Autobiography of a Cathedral
Louis Howland (The Century Co., 1927)
184 p. First reading.
There are so many good books in the world; it is a pity to spend time reading poor ones. On the other hand, when once I have begun a book I find it difficult to set it aside until I have seen it through to its conclusion. Thankfully, this book was not very long.
In my defence, I think you will agree that the book’s title has promise. I had mentally paired it with Fernand Pouillon’s novel The Stones of the Abbey, which is about the construction of a medieval Cistercian abbey as told through the eyes of its architect. Wouldn’t it be interesting, I thought, to tell the same story from the point of view of the building? Cathedrals are marvellous places, and the old ones (the ones most inclined, one assumes, to write autobiographies) have stood as silent witnesses to the whole breadth of the human drama through the generations, and bear within their own structure many marks of that history. In the right hands, such a story could yield good fruit.

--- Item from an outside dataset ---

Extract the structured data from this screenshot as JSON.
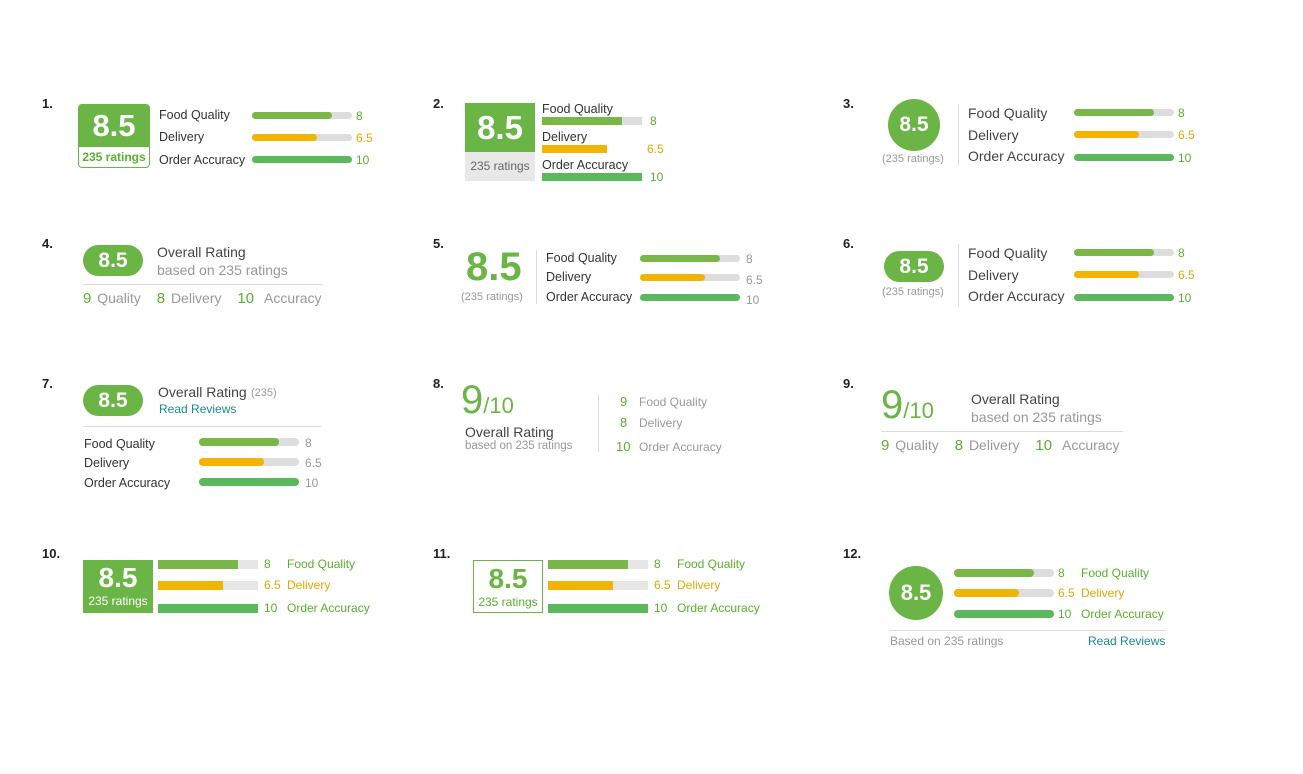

As is so often the case, my expectations were wide of the mark. This book should with greater justice have been called Meditations of a Cathedral, or even Meditations of a Fairly Faithful Anglican Layman, Related to the Reader by Means of a Quaint Conceit. There is no narrative — the unnamed cathedral who speaks is less than 50 years old, and hasn’t much to tell in that regard — so instead we are treated to a series of ruminations on religious subjects such as Sin and Crime, Heresy and Orthodoxy, Modernism and Medievalism, Laughter and Tears, Peace and Forgiveness, Humour, and so on. Even this could have turned out alright, but I’m afraid our author is of a somewhat pedestrian cast of mind, and there is little here to lay a serious claim on one’s attention. At its best — in a late chapter when the cathedral dreams itself several centuries into the future — it rises to a worthwhile meditation on the endurance of Christian faith and culture, and of the cathedral’s role in embodying and proclaiming that faith. But mostly this is inoffensive, mildly charming, and largely forgettable.
The most interesting reading is between the lines. The cathedral is genial and mild-mannered almost to a fault, but does manage to scrape together some high-dudgeon for “the Fundamentalists”. These are the people who are devoted to Scripture and tend to read it literally. Fair enough, such readings are often wrong-headed, but one should choose one’s enemies as carefully as one chooses one’s friends, and there may be fouler things than Fundamentalists stalking the English countryside. Our cathedral is high on the “nobility” and “beauty” of the Anglican tradition, but reserves a certain disdain for those who treat doctrine seriously. Without wishing to oversimplify, I suspect that in this elevation of the aesthetic over the doctrinal, which in my experience is not uncommon among Anglicans, one perceives the seeds of the troubles presently brewing at Lambeth.
Louis Howland apparently wrote several other books, yet I note that, of the nearly half-million members of LibraryThing, I am the only one who has even one of them on his shelf. This inspires in me thoughts on the vanity of this life in which we are like grass that the wind blows away. I will keep the book.